Pamela: I think that was my fault - I had befriended some of the homeless people in my community, and would sit and talk with them, buy them coffee, and it became know that I would do that. I also lived on the beach. I never locked my doors, and things would go missing. Then one day I found a girl in my guest room wearing my Baywatch swimsuit. Lucky no one was hurt and she got the help she needed. How do you feel about London? If you had the opportunity to move somewhere else where would it be?

Ilyasah: I have a weird relationship with London, I love it because it’s my home but I hate the rain and cold! I wouldn’t move and live anywhere else permanently but I will be traveling around the world. You spend a lot of time in London, what makes it your second home?
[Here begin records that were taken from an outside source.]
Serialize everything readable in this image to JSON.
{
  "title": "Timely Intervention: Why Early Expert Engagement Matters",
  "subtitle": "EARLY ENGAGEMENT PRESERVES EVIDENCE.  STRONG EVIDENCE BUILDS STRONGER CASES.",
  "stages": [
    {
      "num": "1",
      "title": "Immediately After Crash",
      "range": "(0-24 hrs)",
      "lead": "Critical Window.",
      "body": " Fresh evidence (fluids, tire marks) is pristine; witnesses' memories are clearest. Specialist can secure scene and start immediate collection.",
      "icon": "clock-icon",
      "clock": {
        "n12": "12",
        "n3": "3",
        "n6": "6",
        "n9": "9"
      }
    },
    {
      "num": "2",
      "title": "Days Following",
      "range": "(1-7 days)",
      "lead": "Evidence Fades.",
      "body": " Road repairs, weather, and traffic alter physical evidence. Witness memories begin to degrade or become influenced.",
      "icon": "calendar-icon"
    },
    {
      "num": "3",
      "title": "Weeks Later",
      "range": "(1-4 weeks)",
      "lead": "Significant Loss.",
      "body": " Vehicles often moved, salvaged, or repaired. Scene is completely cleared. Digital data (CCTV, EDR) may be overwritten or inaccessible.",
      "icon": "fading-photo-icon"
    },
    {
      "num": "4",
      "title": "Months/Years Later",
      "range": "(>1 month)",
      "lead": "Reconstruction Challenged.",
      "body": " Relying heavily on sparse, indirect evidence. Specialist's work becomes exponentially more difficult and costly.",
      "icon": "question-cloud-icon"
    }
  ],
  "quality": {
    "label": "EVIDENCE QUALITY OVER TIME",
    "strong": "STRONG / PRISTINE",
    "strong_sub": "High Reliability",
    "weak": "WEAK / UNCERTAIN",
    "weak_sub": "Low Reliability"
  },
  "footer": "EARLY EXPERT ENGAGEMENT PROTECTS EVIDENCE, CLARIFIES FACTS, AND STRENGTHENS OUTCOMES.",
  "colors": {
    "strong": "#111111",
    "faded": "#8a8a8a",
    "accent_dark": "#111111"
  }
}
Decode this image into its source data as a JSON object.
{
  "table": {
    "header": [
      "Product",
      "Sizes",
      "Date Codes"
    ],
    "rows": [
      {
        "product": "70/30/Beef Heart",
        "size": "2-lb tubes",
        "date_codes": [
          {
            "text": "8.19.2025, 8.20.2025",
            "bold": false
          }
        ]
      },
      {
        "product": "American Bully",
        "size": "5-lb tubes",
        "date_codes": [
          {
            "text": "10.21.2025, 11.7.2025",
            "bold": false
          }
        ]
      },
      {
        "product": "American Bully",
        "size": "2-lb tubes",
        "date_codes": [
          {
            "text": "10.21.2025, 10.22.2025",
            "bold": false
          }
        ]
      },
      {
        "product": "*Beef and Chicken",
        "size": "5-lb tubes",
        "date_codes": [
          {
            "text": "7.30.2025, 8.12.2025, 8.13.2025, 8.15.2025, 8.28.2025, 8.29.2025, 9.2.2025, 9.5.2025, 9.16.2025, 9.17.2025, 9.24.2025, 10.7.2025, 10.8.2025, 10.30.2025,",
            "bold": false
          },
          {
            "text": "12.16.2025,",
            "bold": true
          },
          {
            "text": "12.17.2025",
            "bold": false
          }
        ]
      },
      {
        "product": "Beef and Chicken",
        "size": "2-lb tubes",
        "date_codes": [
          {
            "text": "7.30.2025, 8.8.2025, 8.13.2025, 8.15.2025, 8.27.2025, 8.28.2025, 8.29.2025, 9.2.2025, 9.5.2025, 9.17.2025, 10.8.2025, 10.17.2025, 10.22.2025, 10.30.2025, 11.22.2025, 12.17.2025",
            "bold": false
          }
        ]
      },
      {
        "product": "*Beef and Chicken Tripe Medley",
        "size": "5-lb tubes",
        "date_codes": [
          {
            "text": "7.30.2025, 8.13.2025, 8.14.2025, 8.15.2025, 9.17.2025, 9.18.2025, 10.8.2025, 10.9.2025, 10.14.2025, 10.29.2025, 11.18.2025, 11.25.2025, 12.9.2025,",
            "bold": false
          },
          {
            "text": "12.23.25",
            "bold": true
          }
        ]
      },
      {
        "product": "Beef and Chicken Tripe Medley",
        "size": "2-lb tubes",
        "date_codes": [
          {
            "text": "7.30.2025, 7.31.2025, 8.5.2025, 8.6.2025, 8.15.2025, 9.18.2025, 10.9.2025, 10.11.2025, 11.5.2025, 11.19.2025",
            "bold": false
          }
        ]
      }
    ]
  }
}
Pamela: I love London. I rented my house out at the beach and have been traveling around Europe. I set my life up so it would look this way - I worked very hard to build my home, so that I could rent it out and live on that income. It allows me to work full time for the causes I believe in. That was my goal before I turned 50, and it has happened just this year. Right on schedule. My boys are both independently studying and working, and they come to Europe for work sometimes, so we see each other then. It’s painful to let go as a parent, but it’s also the best gift we can give our kids - freedom. There is no easy way to get out of the way and let their adult lives begin. I’ve just stayed extremely busy. It’s also heart breaking and can be misinterpreted - I miss my kids, but I know they are OK, and they are better off not being micro-managed by me. I’m really good at that, it’s the survivor in me. They will survive and thrive, and I wish every young person the same.